Hudson Hotel should report $16,370 as sales taxes payable and $7,200 as occupancy taxes payable in its December 31, Year 4, balance sheet.

Step-by-step explanation:

Hudson Hotel should report $16,370 as sales taxes payable and $7,200 as occupancy taxes payable in its December 31, Year 4, balance sheet.



To calculate the sales taxes payable, we need to determine the sales taxes collected for each month and then add them up. In November Year 4, the room rentals were $110,000, so the sales taxes collected would be 15% of $110,000, which is $16,500. For December Year 4, the room rentals were $150,000, so the sales taxes collected would be 15% of $150,000, which is $22,500. Adding these two amounts together, we get $16,500 + $22,500 = $39,000. However, since we are only paying the sales taxes for November Year 4, we need to adjust this amount to account for the sales taxes for December Year 4 that we have yet to pay. The sales taxes payable would be $39,000 - $22,500 = $16,500.

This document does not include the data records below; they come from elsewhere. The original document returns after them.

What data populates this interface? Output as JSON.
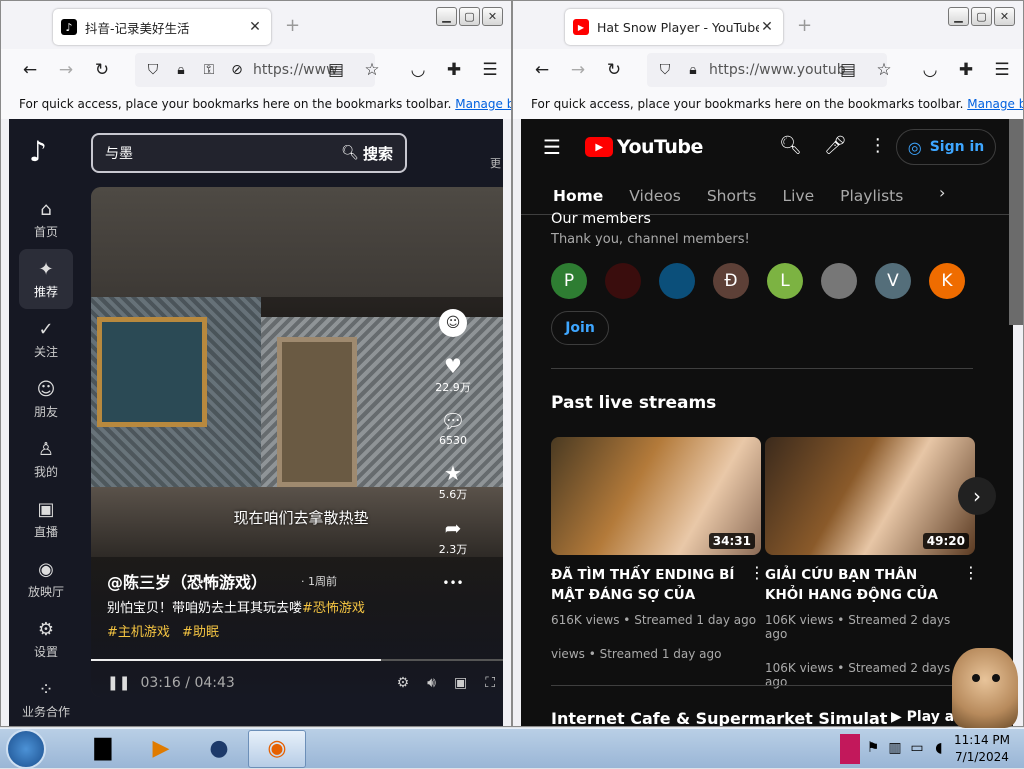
{
  "left_window": {
    "tab_title": "抖音-记录美好生活",
    "url_text": "https://www",
    "bookmarks_text": "For quick access, place your bookmarks here on the bookmarks toolbar.",
    "bookmarks_link": "Manage bookmarks",
    "douyin": {
      "search_query": "与墨",
      "search_button": "搜索",
      "right_cut_label": "更",
      "sidebar": [
        {
          "icon": "home-icon",
          "glyph": "⌂",
          "label": "首页"
        },
        {
          "icon": "sparkle-icon",
          "glyph": "✦",
          "label": "推荐"
        },
        {
          "icon": "follow-icon",
          "glyph": "✓",
          "label": "关注"
        },
        {
          "icon": "friends-icon",
          "glyph": "☺",
          "label": "朋友"
        },
        {
          "icon": "me-icon",
          "glyph": "♙",
          "label": "我的"
        },
        {
          "icon": "live-icon",
          "glyph": "▣",
          "label": "直播"
        },
        {
          "icon": "game-icon",
          "glyph": "◉",
          "label": "放映厅"
        },
        {
          "icon": "settings-icon",
          "glyph": "⚙",
          "label": "设置"
        },
        {
          "icon": "apps-icon",
          "glyph": "⁘",
          "label": "业务合作"
        }
      ],
      "video": {
        "subtitle": "现在咱们去拿散热垫",
        "author": "@陈三岁（恐怖游戏）",
        "posted": "· 1周前",
        "description": "别怕宝贝！带咱奶去土耳其玩去喽",
        "description_tag": "#恐怖游戏",
        "tags": [
          "#主机游戏",
          "#助眠"
        ],
        "time_current": "03:16",
        "time_sep": " / ",
        "time_total": "04:43",
        "progress": 0.69,
        "likes": "22.9万",
        "comments": "6530",
        "favorites": "5.6万",
        "shares": "2.3万",
        "more": "•••"
      }
    }
  },
  "right_window": {
    "tab_title": "Hat Snow Player - YouTube",
    "url_text": "https://www.youtub",
    "bookmarks_text": "For quick access, place your bookmarks here on the bookmarks toolbar.",
    "bookmarks_link": "Manage bookmarks",
    "youtube": {
      "logo_text": "YouTube",
      "sign_in": "Sign in",
      "tabs": [
        "Home",
        "Videos",
        "Shorts",
        "Live",
        "Playlists"
      ],
      "members_title": "Our members",
      "members_sub": "Thank you, channel members!",
      "members": [
        {
          "letter": "P",
          "color": "#2e7d32"
        },
        {
          "letter": "",
          "color": "#3a0d0d"
        },
        {
          "letter": "",
          "color": "#0b4f7a"
        },
        {
          "letter": "Đ",
          "color": "#5d4037"
        },
        {
          "letter": "L",
          "color": "#7cb342"
        },
        {
          "letter": "",
          "color": "#777777"
        },
        {
          "letter": "V",
          "color": "#546e7a"
        },
        {
          "letter": "K",
          "color": "#ef6c00"
        }
      ],
      "join": "Join",
      "section_title": "Past live streams",
      "videos": [
        {
          "title": "ĐÃ TÌM THẤY ENDING BÍ MẬT ĐÁNG SỢ CỦA SINH...",
          "duration": "34:31",
          "views": "616K views",
          "when": "Streamed 1 day ago",
          "views2": "views",
          "when2": "Streamed 1 day ago"
        },
        {
          "title": "GIẢI CỨU BẠN THÂN KHỎI HANG ĐỘNG CỦA ĐÀN NHỆ...",
          "duration": "49:20",
          "views": "106K views",
          "when": "Streamed 2 days ago",
          "views2": "106K views",
          "when2": "Streamed 2 days ago"
        }
      ],
      "bottom_section": "Internet Cafe & Supermarket Simulat",
      "play_all": "Play all"
    }
  },
  "taskbar": {
    "time": "11:14 PM",
    "date": "7/1/2024"
  }
}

For the occupancy taxes payable, we need to determine the occupancy taxes collected for the fourth quarter of Year 4. The room nights for October, November, and December were 1,100, 1,200, and 1,800 respectively. The occupancy tax for each room, per night, is $2. Therefore, the occupancy taxes collected for October, November, and December would be $2 x 1,100 = $2,200, $2 x 1,200 = $2,400, and $2 x 1,800 = $3,600 respectively. Adding these three amounts together, we get $2,200 + $2,400 + $3,600 = $8,200. However, since we are only paying the occupancy taxes for the fourth quarter of Year 4, we need to adjust this amount to account for the occupancy taxes for January Year 5 that we have yet to pay. The occupancy taxes payable would be $8,200 - $3,600 = $4,600.